Colocar o GSI no papel de presidir as reuniões da SSN foi uma escolha feita pela gestão de Augusto Heleno. A decisão do STF determinava a criação da SSN, mas não o órgão que a conduziria.
Um paralelo sobre essa função “indigenista” de militares pode ser encontrado na ditadura militar (1964-1985), quando o aparelho da repressão SNI (Serviço Nacional de Informações), criado pela ditadura logo após o golpe de 1964, e outros organismos militares, como o CSN (Conselho de Segurança Nacional), buscavam interferir e dar opinião no andamento do tema indígena, em especial sobre terras indígenas na Amazônia. Desde o fim da ditadura, em 1985, nunca o GSI ou seus órgãos antecessores em outros mandatos presidenciais, como o Gabinete Militar ou a Casa Militar nos anos de 1990, se imiscuiu na condução da política indigenista de forma tão direta como ocorreu na gestão de Bolsonaro.

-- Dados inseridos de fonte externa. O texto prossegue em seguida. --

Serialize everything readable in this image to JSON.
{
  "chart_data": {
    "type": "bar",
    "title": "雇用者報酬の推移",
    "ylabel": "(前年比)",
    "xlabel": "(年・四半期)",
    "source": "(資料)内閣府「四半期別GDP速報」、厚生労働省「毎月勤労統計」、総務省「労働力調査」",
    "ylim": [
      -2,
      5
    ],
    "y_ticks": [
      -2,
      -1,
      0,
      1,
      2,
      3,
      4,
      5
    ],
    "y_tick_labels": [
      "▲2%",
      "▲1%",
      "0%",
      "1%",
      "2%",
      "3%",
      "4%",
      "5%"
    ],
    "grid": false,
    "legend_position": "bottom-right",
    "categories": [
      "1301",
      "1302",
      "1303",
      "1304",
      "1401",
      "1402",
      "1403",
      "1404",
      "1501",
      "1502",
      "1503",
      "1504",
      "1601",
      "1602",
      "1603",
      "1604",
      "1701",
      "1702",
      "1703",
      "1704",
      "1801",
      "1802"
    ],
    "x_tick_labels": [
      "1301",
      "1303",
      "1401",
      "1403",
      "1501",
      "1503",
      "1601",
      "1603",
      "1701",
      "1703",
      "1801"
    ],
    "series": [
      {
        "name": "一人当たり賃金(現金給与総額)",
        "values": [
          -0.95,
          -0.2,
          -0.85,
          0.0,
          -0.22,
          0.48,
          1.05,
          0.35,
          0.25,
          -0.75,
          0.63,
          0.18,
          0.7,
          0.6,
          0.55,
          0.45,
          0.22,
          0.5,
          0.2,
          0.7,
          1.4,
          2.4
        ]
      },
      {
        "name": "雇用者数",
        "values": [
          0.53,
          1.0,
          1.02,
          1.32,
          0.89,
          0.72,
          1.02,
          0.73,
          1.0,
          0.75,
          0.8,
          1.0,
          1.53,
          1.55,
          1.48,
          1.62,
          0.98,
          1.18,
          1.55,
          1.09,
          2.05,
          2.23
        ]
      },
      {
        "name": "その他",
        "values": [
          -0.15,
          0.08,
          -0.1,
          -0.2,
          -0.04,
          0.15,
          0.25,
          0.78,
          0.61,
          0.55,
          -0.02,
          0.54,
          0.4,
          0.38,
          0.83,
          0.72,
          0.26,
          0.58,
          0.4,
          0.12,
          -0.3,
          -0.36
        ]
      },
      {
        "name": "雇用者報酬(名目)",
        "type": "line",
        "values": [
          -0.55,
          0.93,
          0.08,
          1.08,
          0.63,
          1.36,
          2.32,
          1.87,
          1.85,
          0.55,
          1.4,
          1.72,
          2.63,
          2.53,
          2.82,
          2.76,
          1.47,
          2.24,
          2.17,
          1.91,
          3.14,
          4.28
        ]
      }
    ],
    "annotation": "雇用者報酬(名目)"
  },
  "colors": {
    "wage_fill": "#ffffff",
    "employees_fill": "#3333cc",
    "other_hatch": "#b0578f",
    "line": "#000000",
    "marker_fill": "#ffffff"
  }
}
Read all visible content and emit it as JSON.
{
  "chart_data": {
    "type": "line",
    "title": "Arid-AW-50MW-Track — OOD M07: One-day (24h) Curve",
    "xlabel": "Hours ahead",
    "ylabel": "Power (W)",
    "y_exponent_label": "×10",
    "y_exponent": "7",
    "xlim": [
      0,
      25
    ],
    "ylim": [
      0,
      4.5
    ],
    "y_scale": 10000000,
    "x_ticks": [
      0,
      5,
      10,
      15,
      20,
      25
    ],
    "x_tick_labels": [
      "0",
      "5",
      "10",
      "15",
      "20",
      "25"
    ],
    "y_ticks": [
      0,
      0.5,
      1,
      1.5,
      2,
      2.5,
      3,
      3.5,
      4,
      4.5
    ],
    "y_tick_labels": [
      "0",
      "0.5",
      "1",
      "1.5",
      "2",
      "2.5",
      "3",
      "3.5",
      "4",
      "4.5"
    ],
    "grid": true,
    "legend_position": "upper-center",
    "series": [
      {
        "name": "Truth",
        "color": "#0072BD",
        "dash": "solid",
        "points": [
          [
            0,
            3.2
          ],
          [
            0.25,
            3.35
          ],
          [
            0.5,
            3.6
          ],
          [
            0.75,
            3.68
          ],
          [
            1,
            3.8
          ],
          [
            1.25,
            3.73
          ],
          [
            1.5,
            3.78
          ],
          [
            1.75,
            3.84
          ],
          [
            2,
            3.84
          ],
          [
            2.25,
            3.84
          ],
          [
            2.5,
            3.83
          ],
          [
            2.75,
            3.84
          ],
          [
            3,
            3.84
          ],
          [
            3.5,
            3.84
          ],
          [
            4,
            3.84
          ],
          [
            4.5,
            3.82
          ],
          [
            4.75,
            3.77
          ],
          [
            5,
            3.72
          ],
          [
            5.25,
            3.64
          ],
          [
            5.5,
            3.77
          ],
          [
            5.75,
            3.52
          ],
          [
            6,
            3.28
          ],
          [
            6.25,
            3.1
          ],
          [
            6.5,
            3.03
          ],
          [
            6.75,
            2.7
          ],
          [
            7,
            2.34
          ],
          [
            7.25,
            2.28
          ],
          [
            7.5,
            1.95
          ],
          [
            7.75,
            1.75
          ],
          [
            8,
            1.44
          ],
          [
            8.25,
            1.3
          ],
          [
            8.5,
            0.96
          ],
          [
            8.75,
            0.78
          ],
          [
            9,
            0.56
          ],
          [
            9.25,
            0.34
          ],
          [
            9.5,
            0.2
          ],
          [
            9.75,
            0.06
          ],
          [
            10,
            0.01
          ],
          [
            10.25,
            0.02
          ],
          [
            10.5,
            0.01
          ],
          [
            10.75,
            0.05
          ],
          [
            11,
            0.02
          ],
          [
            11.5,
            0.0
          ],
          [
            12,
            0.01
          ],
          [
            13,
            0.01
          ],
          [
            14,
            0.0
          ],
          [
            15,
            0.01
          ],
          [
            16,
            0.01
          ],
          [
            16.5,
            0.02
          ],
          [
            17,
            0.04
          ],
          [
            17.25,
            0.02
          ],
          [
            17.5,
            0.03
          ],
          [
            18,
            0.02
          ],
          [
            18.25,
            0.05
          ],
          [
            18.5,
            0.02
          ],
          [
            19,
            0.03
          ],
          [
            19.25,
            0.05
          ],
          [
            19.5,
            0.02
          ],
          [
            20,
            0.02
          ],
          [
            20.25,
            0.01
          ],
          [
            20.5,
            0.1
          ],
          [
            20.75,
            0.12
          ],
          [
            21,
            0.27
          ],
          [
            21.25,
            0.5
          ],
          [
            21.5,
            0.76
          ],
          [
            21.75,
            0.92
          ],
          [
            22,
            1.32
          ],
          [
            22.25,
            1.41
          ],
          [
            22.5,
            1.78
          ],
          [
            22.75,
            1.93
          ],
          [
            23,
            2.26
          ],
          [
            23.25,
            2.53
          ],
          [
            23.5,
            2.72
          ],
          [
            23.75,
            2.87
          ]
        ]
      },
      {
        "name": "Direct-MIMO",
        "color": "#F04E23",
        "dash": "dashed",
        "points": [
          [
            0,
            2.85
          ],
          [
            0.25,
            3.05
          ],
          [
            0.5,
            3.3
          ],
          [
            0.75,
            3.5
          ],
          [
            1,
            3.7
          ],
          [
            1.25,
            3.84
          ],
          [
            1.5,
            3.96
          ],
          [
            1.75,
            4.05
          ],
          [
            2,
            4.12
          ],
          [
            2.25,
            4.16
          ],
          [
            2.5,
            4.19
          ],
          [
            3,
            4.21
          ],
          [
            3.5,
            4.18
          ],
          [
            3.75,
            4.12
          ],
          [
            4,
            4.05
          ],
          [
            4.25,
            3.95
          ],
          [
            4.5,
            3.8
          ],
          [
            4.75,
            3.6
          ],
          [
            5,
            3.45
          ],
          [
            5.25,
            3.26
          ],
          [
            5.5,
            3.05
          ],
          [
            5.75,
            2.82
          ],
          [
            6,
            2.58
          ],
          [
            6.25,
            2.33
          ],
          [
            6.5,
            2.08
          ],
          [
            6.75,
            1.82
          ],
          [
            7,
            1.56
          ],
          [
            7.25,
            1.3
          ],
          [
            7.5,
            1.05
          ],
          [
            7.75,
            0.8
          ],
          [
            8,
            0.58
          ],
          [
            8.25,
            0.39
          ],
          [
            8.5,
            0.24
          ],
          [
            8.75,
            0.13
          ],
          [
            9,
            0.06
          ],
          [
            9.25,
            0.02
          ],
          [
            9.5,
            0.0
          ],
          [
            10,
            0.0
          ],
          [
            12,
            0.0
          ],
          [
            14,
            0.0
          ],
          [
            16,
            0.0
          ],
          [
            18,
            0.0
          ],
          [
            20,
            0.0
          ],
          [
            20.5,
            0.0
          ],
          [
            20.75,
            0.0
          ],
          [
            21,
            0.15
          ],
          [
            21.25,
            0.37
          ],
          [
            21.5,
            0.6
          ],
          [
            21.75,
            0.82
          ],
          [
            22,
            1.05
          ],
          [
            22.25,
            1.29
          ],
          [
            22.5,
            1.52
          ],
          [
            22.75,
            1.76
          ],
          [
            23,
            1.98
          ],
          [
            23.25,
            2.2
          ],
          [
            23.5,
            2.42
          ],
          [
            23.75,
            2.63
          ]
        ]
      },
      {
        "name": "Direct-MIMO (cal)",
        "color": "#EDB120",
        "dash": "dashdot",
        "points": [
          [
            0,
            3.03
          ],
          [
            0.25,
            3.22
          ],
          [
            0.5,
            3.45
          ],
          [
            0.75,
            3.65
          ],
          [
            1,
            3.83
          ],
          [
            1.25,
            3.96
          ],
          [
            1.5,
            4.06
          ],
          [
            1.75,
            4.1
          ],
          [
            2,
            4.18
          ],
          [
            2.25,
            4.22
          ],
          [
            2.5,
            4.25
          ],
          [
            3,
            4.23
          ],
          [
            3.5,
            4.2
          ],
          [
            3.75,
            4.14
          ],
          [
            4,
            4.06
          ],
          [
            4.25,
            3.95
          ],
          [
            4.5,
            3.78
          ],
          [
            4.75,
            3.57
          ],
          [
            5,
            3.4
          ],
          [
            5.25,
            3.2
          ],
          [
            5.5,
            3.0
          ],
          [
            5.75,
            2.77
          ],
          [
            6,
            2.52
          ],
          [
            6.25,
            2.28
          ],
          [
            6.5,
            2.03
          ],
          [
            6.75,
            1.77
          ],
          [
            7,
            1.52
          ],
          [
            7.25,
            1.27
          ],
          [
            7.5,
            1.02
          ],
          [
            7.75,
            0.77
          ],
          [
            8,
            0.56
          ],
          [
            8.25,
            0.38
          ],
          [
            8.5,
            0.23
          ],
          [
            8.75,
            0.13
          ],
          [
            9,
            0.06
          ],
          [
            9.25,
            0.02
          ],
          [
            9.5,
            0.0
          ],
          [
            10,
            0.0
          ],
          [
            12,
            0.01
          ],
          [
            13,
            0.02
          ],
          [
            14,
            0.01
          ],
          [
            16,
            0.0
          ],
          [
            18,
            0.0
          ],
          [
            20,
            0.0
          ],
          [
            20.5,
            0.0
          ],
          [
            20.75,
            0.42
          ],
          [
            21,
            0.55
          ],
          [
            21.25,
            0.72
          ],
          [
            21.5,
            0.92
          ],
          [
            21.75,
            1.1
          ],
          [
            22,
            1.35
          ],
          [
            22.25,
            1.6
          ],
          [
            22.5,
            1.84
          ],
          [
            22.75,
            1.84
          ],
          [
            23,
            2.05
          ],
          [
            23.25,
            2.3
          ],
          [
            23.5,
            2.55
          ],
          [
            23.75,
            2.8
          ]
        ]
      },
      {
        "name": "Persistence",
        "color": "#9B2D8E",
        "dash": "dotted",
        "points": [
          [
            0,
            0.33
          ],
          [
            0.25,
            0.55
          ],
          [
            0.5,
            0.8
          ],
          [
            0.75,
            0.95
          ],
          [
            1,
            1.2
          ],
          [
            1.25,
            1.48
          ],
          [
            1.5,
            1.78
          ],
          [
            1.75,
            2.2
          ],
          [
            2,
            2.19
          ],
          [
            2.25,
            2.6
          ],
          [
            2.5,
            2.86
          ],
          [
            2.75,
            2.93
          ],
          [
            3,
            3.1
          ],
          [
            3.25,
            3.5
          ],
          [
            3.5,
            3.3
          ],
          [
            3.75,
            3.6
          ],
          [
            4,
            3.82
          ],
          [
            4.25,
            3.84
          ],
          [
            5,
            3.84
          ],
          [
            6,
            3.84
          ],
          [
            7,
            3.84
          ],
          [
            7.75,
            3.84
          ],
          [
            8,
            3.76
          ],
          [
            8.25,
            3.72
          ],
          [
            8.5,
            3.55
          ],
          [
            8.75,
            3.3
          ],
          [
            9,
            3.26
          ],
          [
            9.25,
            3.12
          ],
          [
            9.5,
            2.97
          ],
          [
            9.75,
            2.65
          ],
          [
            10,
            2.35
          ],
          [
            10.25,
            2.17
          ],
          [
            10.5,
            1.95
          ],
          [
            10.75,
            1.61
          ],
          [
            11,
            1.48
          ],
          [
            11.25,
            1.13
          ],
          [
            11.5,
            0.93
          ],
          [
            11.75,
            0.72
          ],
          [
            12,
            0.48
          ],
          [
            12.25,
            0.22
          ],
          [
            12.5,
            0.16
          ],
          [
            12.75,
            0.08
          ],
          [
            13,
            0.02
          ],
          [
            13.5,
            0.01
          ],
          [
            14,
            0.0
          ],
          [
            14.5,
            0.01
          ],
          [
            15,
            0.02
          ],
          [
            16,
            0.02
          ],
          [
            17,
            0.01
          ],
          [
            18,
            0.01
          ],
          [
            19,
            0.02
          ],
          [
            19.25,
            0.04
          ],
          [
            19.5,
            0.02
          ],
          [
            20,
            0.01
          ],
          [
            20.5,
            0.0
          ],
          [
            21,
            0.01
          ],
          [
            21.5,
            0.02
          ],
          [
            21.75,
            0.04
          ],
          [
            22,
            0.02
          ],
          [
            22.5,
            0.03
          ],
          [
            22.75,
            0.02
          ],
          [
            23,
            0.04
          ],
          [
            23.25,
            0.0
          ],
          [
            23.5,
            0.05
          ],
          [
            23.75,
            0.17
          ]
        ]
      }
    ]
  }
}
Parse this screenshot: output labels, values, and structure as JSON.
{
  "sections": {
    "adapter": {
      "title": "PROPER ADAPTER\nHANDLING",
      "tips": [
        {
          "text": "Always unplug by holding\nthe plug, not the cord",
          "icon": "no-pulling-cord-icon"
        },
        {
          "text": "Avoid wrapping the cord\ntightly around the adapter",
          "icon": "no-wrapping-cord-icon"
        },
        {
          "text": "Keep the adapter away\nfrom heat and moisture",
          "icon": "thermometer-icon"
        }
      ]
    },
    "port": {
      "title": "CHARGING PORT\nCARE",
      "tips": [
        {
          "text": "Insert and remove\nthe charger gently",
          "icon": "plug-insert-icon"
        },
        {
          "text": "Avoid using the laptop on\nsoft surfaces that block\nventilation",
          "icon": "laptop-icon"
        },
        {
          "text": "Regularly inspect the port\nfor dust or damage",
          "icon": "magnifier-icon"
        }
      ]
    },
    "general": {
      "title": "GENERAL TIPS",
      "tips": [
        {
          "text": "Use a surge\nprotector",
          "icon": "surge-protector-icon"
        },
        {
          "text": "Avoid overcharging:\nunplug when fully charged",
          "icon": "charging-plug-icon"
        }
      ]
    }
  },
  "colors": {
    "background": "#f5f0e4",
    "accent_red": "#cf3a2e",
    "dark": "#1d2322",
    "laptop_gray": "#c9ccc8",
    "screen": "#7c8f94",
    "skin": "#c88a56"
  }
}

A Pública procurou saber do Palácio do Planalto o motivo pelo qual os militares foram mantidos na SSN. A resposta lacônica da Secom (Secretaria Especial de Comunicação Social) foi: “A Secretaria de Comunicação Social não vai comentar”. A Pública então pediu que fossem enviados os contatos de Karpischin para que ele se manifestasse, mas não houve qualquer resposta.